Toulon, une conquête symbolique pour le Rassemblement national
C’est Laure Lavalette qui incarne cette ambition. Souriante et proche du public, elle enchaîne les selfies et les échanges, tout en restant discrète sur sa possible candidature. « Quelqu’un a une autre question ?» élude-t-elle face aux caméras, laissant planer le doute. Pour ses soutiens, le choix semble déjà fait : « Un sacré bout de femme », « C’est la future maire de Toulon », s’enthousiasment certaines admiratrices.
Jordan Bardella, interrogé, préfère rester évasif : « Laure Lavalette est une amie, elle a toute ma confiance et celle du Rassemblement national. Elle fait partie de cette nouvelle génération qui porte nos espoirs avec beaucoup de talent. » À quelques mois des élections, le parti compte sur les divisions de la droite locale pour s’imposer.
Avant de poursuivre sa tournée à Nice et Marseille, Jordan Bardella a tenu à faire escale à Toulon, où l’ancrage du vote RN est particulièrement fort. « C’est une terre sur laquelle on ne cesse de progresser, où nous rassemblons aussi les déçus de la droite », affirme-t-il, rappelant son objectif de conquérir des collectivités dans tout le sud.
🔵 Pendant près de cinq heures, plus de 1000 Toulonnais et Varois sont venus rencontrer et échanger avec @J_Bardella ici à Toulon !
— Rassemblement National (@RNational_off) November 6, 2025
Votre mobilisation et votre ferveur sont un véritable espoir pour le futur de la France : l’alternance au macronisme arrive ! 🇫🇷
📅 Prochain… pic.twitter.com/siRwQBRqxK
Pour la politiste Virginie Martin, une candidature de Mme Lavalette pourrait séduire une partie de l’électorat toulonnais attaché aux valeurs traditionnelles. Gagner Toulon représenterait pour le RN « un symbole extrêmement fort », celui d’un retour là où il avait triomphé avant d’échouer, notamment en raison d’une gestion jugée défaillante sous Jean-Marie Le Chevallier entre 1995 et 2001.

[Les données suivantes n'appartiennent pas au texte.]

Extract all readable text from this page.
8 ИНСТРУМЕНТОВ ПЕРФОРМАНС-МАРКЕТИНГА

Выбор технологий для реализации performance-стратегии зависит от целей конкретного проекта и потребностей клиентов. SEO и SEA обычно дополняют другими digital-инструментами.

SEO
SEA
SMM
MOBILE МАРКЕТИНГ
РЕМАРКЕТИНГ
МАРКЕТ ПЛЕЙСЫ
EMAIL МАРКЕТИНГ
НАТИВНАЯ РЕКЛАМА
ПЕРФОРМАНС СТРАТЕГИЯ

Dominique, retraitée de la police issue d’une famille de pieds-noirs, confie avoir toujours voté FN. Si elle reconnaît que « l’époque Le Chevallier n’a pas été une réussite », elle vante aujourd’hui « une femme dynamique, à l’écoute des gens, très proche de la population » en parlant de Laure Lavalette.
Chez de nombreux partisans, le discours anti-immigration et les préoccupations liées à la sécurité ou aux aides sociales reviennent régulièrement. Récemment, la députée a porté plainte contre le quotidien Var Matin, qui avait révélé qu’elle ne résidait pas à Toulon, une information qu’elle estime avoir mis en danger sa famille.

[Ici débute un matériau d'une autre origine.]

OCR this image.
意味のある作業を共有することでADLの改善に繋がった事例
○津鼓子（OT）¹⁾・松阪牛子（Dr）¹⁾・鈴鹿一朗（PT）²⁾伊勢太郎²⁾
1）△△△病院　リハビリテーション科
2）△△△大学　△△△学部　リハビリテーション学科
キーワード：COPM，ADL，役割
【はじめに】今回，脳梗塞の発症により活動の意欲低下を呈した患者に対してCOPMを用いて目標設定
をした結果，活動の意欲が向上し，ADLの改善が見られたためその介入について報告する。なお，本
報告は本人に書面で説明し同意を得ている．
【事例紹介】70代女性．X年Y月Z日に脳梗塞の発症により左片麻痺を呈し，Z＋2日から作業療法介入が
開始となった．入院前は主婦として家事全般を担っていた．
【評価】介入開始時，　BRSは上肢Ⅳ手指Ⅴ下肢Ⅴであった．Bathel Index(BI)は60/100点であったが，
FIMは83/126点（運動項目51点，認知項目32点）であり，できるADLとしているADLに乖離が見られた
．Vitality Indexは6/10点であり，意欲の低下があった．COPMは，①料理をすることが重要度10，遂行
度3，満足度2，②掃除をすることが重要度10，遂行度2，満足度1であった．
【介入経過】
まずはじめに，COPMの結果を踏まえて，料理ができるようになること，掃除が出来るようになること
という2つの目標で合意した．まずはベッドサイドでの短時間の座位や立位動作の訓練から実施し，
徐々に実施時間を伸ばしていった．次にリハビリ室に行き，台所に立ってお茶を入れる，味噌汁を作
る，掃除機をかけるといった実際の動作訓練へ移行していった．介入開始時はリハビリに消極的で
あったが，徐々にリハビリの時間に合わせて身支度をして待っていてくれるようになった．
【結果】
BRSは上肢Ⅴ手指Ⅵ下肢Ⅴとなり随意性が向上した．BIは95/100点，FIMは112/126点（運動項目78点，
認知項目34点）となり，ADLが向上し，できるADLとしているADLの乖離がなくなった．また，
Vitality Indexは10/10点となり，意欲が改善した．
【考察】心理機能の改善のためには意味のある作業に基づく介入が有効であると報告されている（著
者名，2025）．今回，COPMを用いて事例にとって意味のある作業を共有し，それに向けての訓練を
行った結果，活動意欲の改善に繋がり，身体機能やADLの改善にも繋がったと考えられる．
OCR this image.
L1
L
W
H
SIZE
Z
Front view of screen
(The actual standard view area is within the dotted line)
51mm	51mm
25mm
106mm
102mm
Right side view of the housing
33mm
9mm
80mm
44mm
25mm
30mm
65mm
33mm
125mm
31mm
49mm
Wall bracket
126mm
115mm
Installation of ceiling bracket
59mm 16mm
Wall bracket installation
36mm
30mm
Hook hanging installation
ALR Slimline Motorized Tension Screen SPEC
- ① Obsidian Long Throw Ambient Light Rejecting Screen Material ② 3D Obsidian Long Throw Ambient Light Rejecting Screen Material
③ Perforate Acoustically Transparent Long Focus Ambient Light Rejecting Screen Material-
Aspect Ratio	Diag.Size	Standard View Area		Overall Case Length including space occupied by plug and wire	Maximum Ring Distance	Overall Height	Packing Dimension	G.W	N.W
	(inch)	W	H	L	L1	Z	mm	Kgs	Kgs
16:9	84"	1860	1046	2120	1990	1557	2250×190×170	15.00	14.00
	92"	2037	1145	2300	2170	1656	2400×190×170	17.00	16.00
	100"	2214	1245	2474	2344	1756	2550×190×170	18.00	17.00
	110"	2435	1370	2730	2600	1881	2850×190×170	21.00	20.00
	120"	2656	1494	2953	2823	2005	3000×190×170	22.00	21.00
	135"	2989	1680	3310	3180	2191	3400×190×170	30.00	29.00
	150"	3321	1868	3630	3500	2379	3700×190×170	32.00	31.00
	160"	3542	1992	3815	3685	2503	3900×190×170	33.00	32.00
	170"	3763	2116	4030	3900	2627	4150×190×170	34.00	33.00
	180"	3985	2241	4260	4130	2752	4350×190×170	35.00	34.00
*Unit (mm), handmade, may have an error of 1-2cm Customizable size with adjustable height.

En fin de journée, les forces de l’ordre ont dû intervenir pour séparer les sympathisants du RN et les manifestants opposés à l’extrême droite. André de Ubeda, conseiller municipal communiste et candidat de gauche, dénonce encore aujourd’hui le bilan « désastreux » du FN à Toulon : « Des éliminations d’associations culturelles, un clientélisme important, une très mauvaise gestion financière », accuse-t-il.

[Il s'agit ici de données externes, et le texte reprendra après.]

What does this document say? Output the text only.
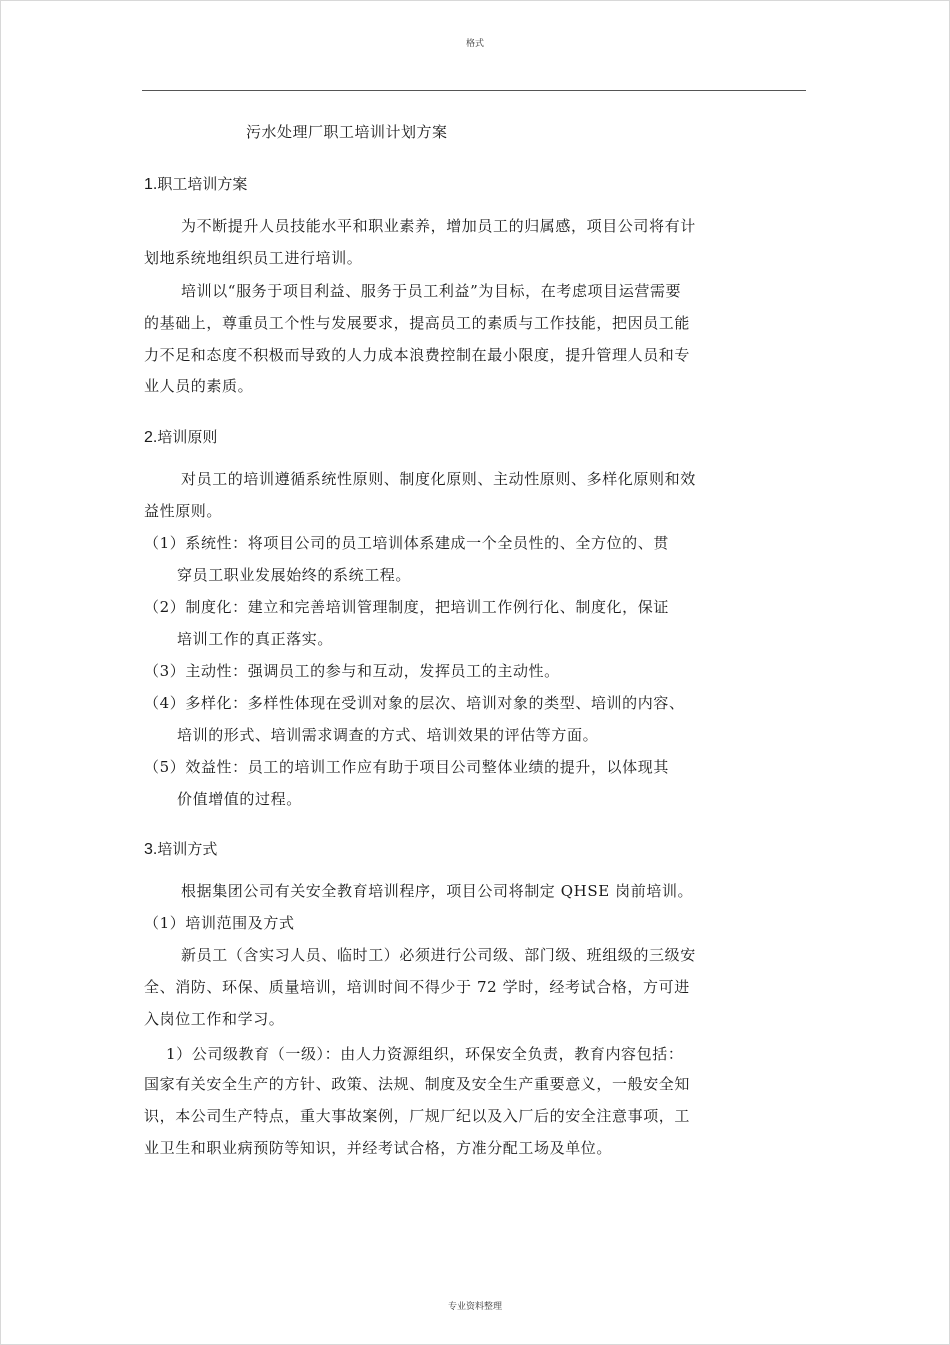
格式
污水处理厂职工培训计划方案
1.职工培训方案
为不断提升人员技能水平和职业素养，增加员工的归属感，项目公司将有计
划地系统地组织员工进行培训。
培训以“服务于项目利益、服务于员工利益”为目标，在考虑项目运营需要
的基础上，尊重员工个性与发展要求，提高员工的素质与工作技能，把因员工能
力不足和态度不积极而导致的人力成本浪费控制在最小限度，提升管理人员和专
业人员的素质。
2.培训原则
对员工的培训遵循系统性原则、制度化原则、主动性原则、多样化原则和效
益性原则。
（1）系统性：将项目公司的员工培训体系建成一个全员性的、全方位的、贯
穿员工职业发展始终的系统工程。
（2）制度化：建立和完善培训管理制度，把培训工作例行化、制度化，保证
培训工作的真正落实。
（3）主动性：强调员工的参与和互动，发挥员工的主动性。
（4）多样化：多样性体现在受训对象的层次、培训对象的类型、培训的内容、
培训的形式、培训需求调查的方式、培训效果的评估等方面。
（5）效益性：员工的培训工作应有助于项目公司整体业绩的提升，以体现其
价值增值的过程。
3.培训方式
根据集团公司有关安全教育培训程序，项目公司将制定 QHSE 岗前培训。
（1）培训范围及方式
新员工（含实习人员、临时工）必须进行公司级、部门级、班组级的三级安
全、消防、环保、质量培训，培训时间不得少于 72 学时，经考试合格，方可进
入岗位工作和学习。
1）公司级教育（一级）：由人力资源组织，环保安全负责，教育内容包括：
国家有关安全生产的方针、政策、法规、制度及安全生产重要意义，一般安全知
识，本公司生产特点，重大事故案例，厂规厂纪以及入厂后的安全注意事项，工
业卫生和职业病预防等知识，并经考试合格，方准分配工场及单位。
专业资料整理
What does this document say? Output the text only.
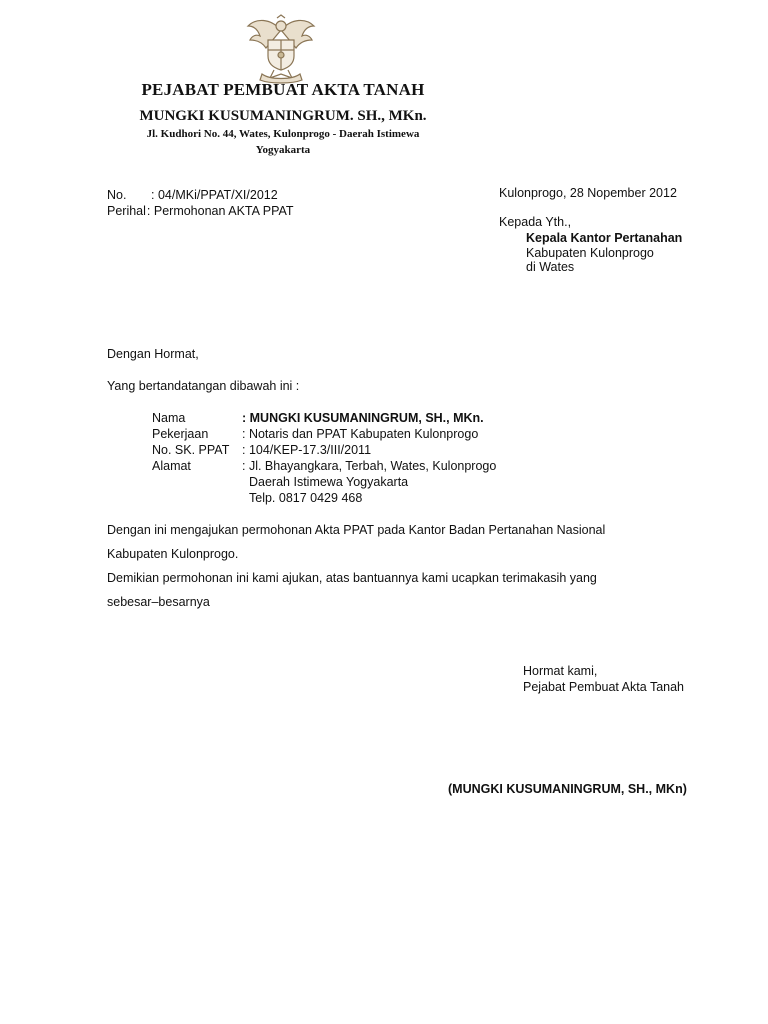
PEJABAT PEMBUAT AKTA TANAH
MUNGKI KUSUMANINGRUM. SH., MKn.
Jl. Kudhori No. 44, Wates, Kulonprogo - Daerah Istimewa
Yogyakarta
No. : 04/MKi/PPAT/XI/2012
Perihal: Permohonan AKTA PPAT
Kulonprogo, 28 Nopember 2012
Kepada Yth.,
Kepala Kantor Pertanahan
Kabupaten Kulonprogo
di Wates
Dengan Hormat,
Yang bertandatangan dibawah ini :
Nama	: MUNGKI KUSUMANINGRUM, SH., MKn.
Pekerjaan	: Notaris dan PPAT Kabupaten Kulonprogo
No. SK. PPAT : 104/KEP-17.3/III/2011
Alamat	: Jl. Bhayangkara, Terbah, Wates, Kulonprogo
Daerah Istimewa Yogyakarta
Telp. 0817 0429 468
Dengan ini mengajukan permohonan Akta PPAT pada Kantor Badan Pertanahan Nasional
Kabupaten Kulonprogo.
Demikian permohonan ini kami ajukan, atas bantuannya kami ucapkan terimakasih yang
sebesar–besarnya
Hormat kami,
Pejabat Pembuat Akta Tanah
(MUNGKI KUSUMANINGRUM, SH., MKn)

Il rappelle également que, si sept des huit députés du Var appartiennent au RN, le représentant de la circonscription principale de Toulon reste affilié à la majorité présidentielle. « Les Toulonnais se souviennent de cette catastrophe », conclut-il.
- Ce qu’il faut retenir : Toulon, ancien bastion du FN, pourrait redevenir un enjeu clé pour le RN à l’approche des municipales. Laure Lavalette, députée influente et populaire, s’impose comme figure centrale de cette reconquête. Malgré un passé local encore controversé, le parti d’extrême droite espère capitaliser sur les divisions de la droite traditionnelle.